One year ago today, the 100,000th person added their name to a public petition calling on President Obama to categorically reject any attempt to add backdoors to our devices or otherwise undermine encryption.
Since then, crickets.
Obama has promised to reply to petitions on his We the People platform that receive over 100,000 signatures. But the only response our hugely popular petition received was a nonresponse asking for more input.
Since then, the issue has become even more pressing. While the urgency of the Apple encryption battle may have abated, the conversation around forcing tech companies to assist the government in obtaining access to unencrypted data has continued.
Julian Sanchez, a senior fellow at the Cato Institute, wrote last month that the misguided Feinstein-Burr proposal—which sought to force tech companies to render unencrypted communications at law enforcement’s request—has been revised by the authors with an intent to find a version they could push through Congress with less opposition. Sanchez wrote: “Their offices have been circulating a series of proposed changes to the law, presumably in hopes of making it more palatable to stakeholders,” and then he detailed the adjustments to the fundamentally flawed proposal.
This should worry anybody who believes in strong digital security and fears attempts to undermine it.
The backdoor issue is part of a larger conversation our country is having about digital security right now. We saw renewed public interest in cybersecurity last week when major websites like Twitter, Amazon, and Paypal suffered outages as their DNS provider Dyn came under a series of DDoS attacks. This highlights how the choices independent corporations make around security can have huge ramifications for the general public. We now know that the attacks last week were at least partially reliant on the security choices made by companies like Hangzhou Xiongmai, whose default settings made it trivial for their products to be taken over and turned into a zombie hoard that helped take down some of the Web’s favorite sites. In light of this demonstration of how poor security can cripple core Internet services, it’s even more important that the U.S. government champion best practices. We need the Administration to be leading our country along the path of strong security practices, uncompromised crypto, and engineering design that’s resistant to attack.

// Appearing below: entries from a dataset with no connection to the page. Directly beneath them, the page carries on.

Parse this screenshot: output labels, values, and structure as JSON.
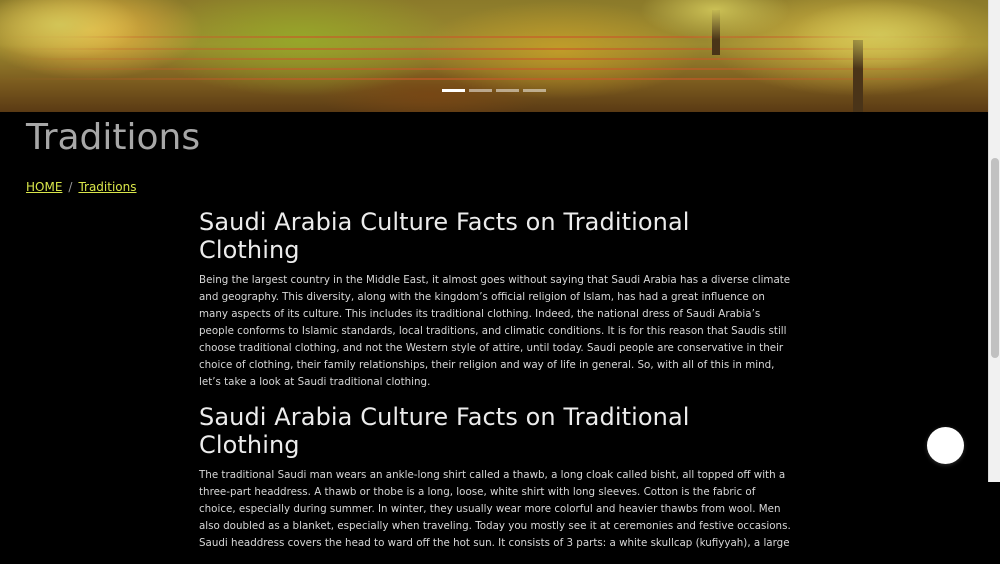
{
  "carousel": {
    "slides": [
      {
        "label": "Slide 1",
        "active": true
      },
      {
        "label": "Slide 2",
        "active": false
      },
      {
        "label": "Slide 3",
        "active": false
      },
      {
        "label": "Slide 4",
        "active": false
      }
    ]
  },
  "page": {
    "title": "Traditions"
  },
  "breadcrumb": {
    "home": "HOME",
    "separator": "/",
    "current": "Traditions"
  },
  "article": {
    "sections": [
      {
        "heading": "Saudi Arabia Culture Facts on Traditional Clothing",
        "body": "Being the largest country in the Middle East, it almost goes without saying that Saudi Arabia has a diverse climate and geography. This diversity, along with the kingdom’s official religion of Islam, has had a great influence on many aspects of its culture. This includes its traditional clothing. Indeed, the national dress of Saudi Arabia’s people conforms to Islamic standards, local traditions, and climatic conditions. It is for this reason that Saudis still choose traditional clothing, and not the Western style of attire, until today. Saudi people are conservative in their choice of clothing, their family relationships, their religion and way of life in general. So, with all of this in mind, let’s take a look at Saudi traditional clothing."
      },
      {
        "heading": "Saudi Arabia Culture Facts on Traditional Clothing",
        "body": "The traditional Saudi man wears an ankle-long shirt called a thawb, a long cloak called bisht, all topped off with a three-part headdress. A thawb or thobe is a long, loose, white shirt with long sleeves. Cotton is the fabric of choice, especially during summer. In winter, they usually wear more colorful and heavier thawbs from wool. Men also doubled as a blanket, especially when traveling. Today you mostly see it at ceremonies and festive occasions. Saudi headdress covers the head to ward off the hot sun. It consists of 3 parts: a white skullcap (kufiyyah), a large"
      }
    ]
  },
  "colors": {
    "background": "#000000",
    "link": "#d9e64a",
    "title": "#a7a7a7"
  }
}
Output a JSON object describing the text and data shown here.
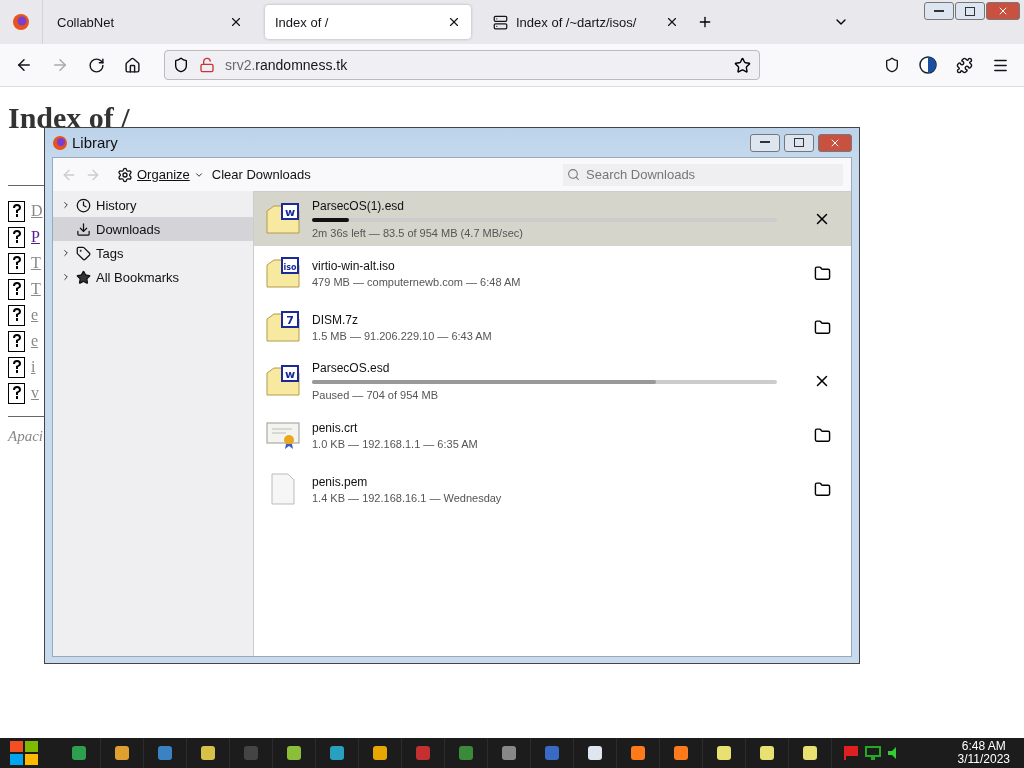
{
  "browser": {
    "tabs": [
      {
        "label": "CollabNet",
        "selected": false,
        "kind": "plain"
      },
      {
        "label": "Index of /",
        "selected": true,
        "kind": "plain"
      },
      {
        "label": "Index of /~dartz/isos/",
        "selected": false,
        "kind": "server"
      }
    ],
    "url_host": "srv2.",
    "url_domain": "randomness.tk"
  },
  "page": {
    "heading": "Index of /",
    "entries": [
      {
        "text": "D",
        "visited": false
      },
      {
        "text": "P",
        "visited": true
      },
      {
        "text": "T",
        "visited": false
      },
      {
        "text": "T",
        "visited": false
      },
      {
        "text": "e",
        "visited": false
      },
      {
        "text": "e",
        "visited": false
      },
      {
        "text": "i",
        "visited": false
      },
      {
        "text": "v",
        "visited": false
      }
    ],
    "footer": "Apaci"
  },
  "library": {
    "title": "Library",
    "organize": "Organize",
    "clear": "Clear Downloads",
    "search_placeholder": "Search Downloads",
    "sidebar": [
      {
        "label": "History",
        "kind": "history",
        "expanded": false,
        "selected": false
      },
      {
        "label": "Downloads",
        "kind": "downloads",
        "selected": true
      },
      {
        "label": "Tags",
        "kind": "tags",
        "expanded": false,
        "selected": false
      },
      {
        "label": "All Bookmarks",
        "kind": "bookmarks",
        "expanded": false,
        "selected": false
      }
    ],
    "downloads": [
      {
        "name": "ParsecOS(1).esd",
        "status": "2m 36s left — 83.5 of 954 MB (4.7 MB/sec)",
        "paused": false,
        "level": 0.08,
        "selected": true,
        "kind": "archive",
        "badge": "w"
      },
      {
        "name": "virtio-win-alt.iso",
        "status": "479 MB — computernewb.com — 6:48 AM",
        "selected": false,
        "kind": "archive",
        "badge": "iso"
      },
      {
        "name": "DISM.7z",
        "status": "1.5 MB — 91.206.229.10 — 6:43 AM",
        "selected": false,
        "kind": "archive",
        "badge": "7"
      },
      {
        "name": "ParsecOS.esd",
        "status": "Paused — 704 of 954 MB",
        "paused": true,
        "level": 0.74,
        "selected": false,
        "kind": "archive",
        "badge": "w"
      },
      {
        "name": "penis.crt",
        "status": "1.0 KB — 192.168.1.1 — 6:35 AM",
        "selected": false,
        "kind": "certificate"
      },
      {
        "name": "penis.pem",
        "status": "1.4 KB — 192.168.16.1 — Wednesday",
        "selected": false,
        "kind": "blank"
      }
    ]
  },
  "taskbar": {
    "time": "6:48 AM",
    "date": "3/11/2023"
  }
}
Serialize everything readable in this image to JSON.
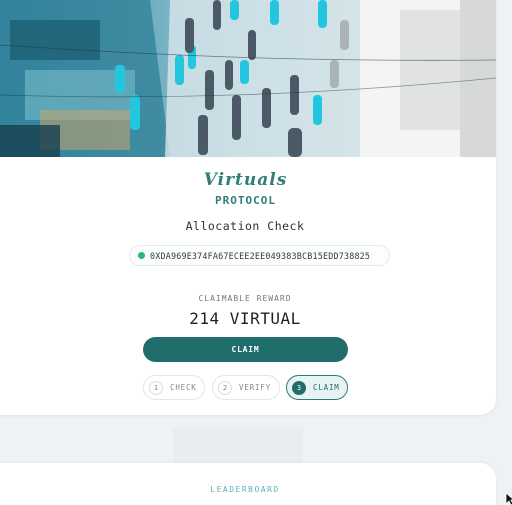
{
  "hero": {
    "image": "anime-style illustration of a busy street market with cyan-highlighted people"
  },
  "logo": {
    "script_text": "Virtuals",
    "sub_text": "PROTOCOL"
  },
  "title": "Allocation Check",
  "wallet": {
    "address": "0XDA969E374FA67ECEE2EE049383BCB15EDD738825",
    "status_color": "#2bb673"
  },
  "reward": {
    "label": "CLAIMABLE REWARD",
    "value": "214 VIRTUAL"
  },
  "claim_button": {
    "label": "CLAIM"
  },
  "steps": [
    {
      "num": "1",
      "label": "CHECK",
      "active": false
    },
    {
      "num": "2",
      "label": "VERIFY",
      "active": false
    },
    {
      "num": "3",
      "label": "CLAIM",
      "active": true
    }
  ],
  "leaderboard": {
    "title": "LEADERBOARD"
  },
  "colors": {
    "accent": "#1f6e6b",
    "logo": "#2f7f76",
    "background": "#eef2f4"
  }
}
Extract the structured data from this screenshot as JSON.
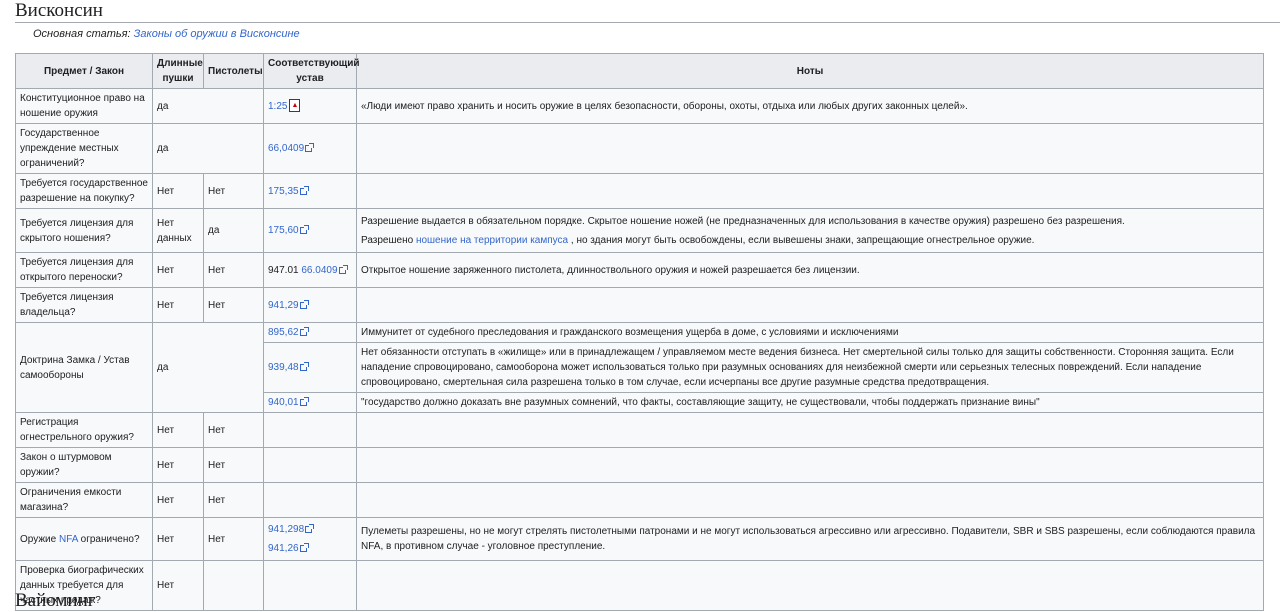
{
  "section_title": "Висконсин",
  "hatnote": {
    "prefix": "Основная статья:",
    "link": "Законы об оружии в Висконсине"
  },
  "headers": [
    "Предмет / Закон",
    "Длинные пушки",
    "Пистолеты",
    "Соответствующий устав",
    "Ноты"
  ],
  "rows": [
    {
      "subject": "Конституционное право на ношение оружия",
      "long": "да",
      "statute": "1:25",
      "notes": "«Люди имеют право хранить и носить оружие в целях безопасности, обороны, охоты, отдыха или любых других законных целей»."
    },
    {
      "subject": "Государственное упреждение местных ограничений?",
      "long": "да",
      "statute": "66,0409"
    },
    {
      "subject": "Требуется государственное разрешение на покупку?",
      "long": "Нет",
      "hand": "Нет",
      "statute": "175,35"
    },
    {
      "subject": "Требуется лицензия для скрытого ношения?",
      "long": "Нет данных",
      "hand": "да",
      "statute": "175,60",
      "notes": "Разрешение выдается в обязательном порядке. Скрытое ношение ножей (не предназначенных для использования в качестве оружия) разрешено без разрешения.",
      "notes2_pre": "Разрешено",
      "notes2_link": "ношение на территории кампуса",
      "notes2_post": ", но здания могут быть освобождены, если вывешены знаки, запрещающие огнестрельное оружие."
    },
    {
      "subject": "Требуется лицензия для открытого переноски?",
      "long": "Нет",
      "hand": "Нет",
      "statute_plain": "947.01",
      "statute": "66.0409",
      "notes": "Открытое ношение заряженного пистолета, длинноствольного оружия и ножей разрешается без лицензии."
    },
    {
      "subject": "Требуется лицензия владельца?",
      "long": "Нет",
      "hand": "Нет",
      "statute": "941,29"
    },
    {
      "subject": "Доктрина Замка / Устав самообороны",
      "long": "да",
      "sub": [
        {
          "statute": "895,62",
          "notes": "Иммунитет от судебного преследования и гражданского возмещения ущерба в доме, с условиями и исключениями"
        },
        {
          "statute": "939,48",
          "notes": "Нет обязанности отступать в «жилище» или в принадлежащем / управляемом месте ведения бизнеса. Нет смертельной силы только для защиты собственности. Сторонняя защита. Если нападение спровоцировано, самооборона может использоваться только при разумных основаниях для неизбежной смерти или серьезных телесных повреждений. Если нападение спровоцировано, смертельная сила разрешена только в том случае, если исчерпаны все другие разумные средства предотвращения."
        },
        {
          "statute": "940,01",
          "notes": "\"государство должно доказать вне разумных сомнений, что факты, составляющие защиту, не существовали, чтобы поддержать признание вины\""
        }
      ]
    },
    {
      "subject": "Регистрация огнестрельного оружия?",
      "long": "Нет",
      "hand": "Нет"
    },
    {
      "subject": "Закон о штурмовом оружии?",
      "long": "Нет",
      "hand": "Нет"
    },
    {
      "subject": "Ограничения емкости магазина?",
      "long": "Нет",
      "hand": "Нет"
    },
    {
      "subject_pre": "Оружие",
      "subject_link": "NFA",
      "subject_post": "ограничено?",
      "long": "Нет",
      "hand": "Нет",
      "statute": "941,298",
      "statute2": "941,26",
      "notes": "Пулеметы разрешены, но не могут стрелять пистолетными патронами и не могут использоваться агрессивно или агрессивно. Подавители, SBR и SBS разрешены, если соблюдаются правила NFA, в противном случае - уголовное преступление."
    },
    {
      "subject": "Проверка биографических данных требуется для частных продаж?",
      "long": "Нет"
    }
  ],
  "next_section": "Вайоминг"
}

EFF, Access Now, and others sent a letter to the president today, urging him again to respond to the 100,000 individuals who spoke out in defense of encryption. As we explain in our letter, the world is watching the United States to see how we’ll address this issue:
Around the world, governments have capitalized on the lack of leadership in support for encryption and implemented harmful laws and policies. China specifically cited to the rhetoric in the U.S. last December when it passed a new law that likely bans end to end encryption, with no upper limit on fines for non-compliant companies. The UK is on the fringe of passing a law that would, practically, have the same impact. And from Brazil to Russia to India we are seeing other actions that will undermine the security of the global Internet.
Obama has tried to paint himself as a tech-savvy president who champions civil liberties. As he prepares to leave office in a few months, he has a golden opportunity to stand up for digital security. That means doing more than quietly indicating he wouldn’t support a backdoor bill; it means affirmatively describing a policy of the federal government that doesn’t seek to undermine encryption.
Over 100,000 people have been waiting for Obama’s leadership on this vital issue for a year now. His continued silence on the matter could leave open questions about how and when the Justice Department will seek future methods of undermining our security. But a strong statement from the White House today could ensure his Justice Department stops its nonsensical and short-sighted war on secure communications. It will also set the right standard for the next president to take office.
We’re all counting on you, Mr. President.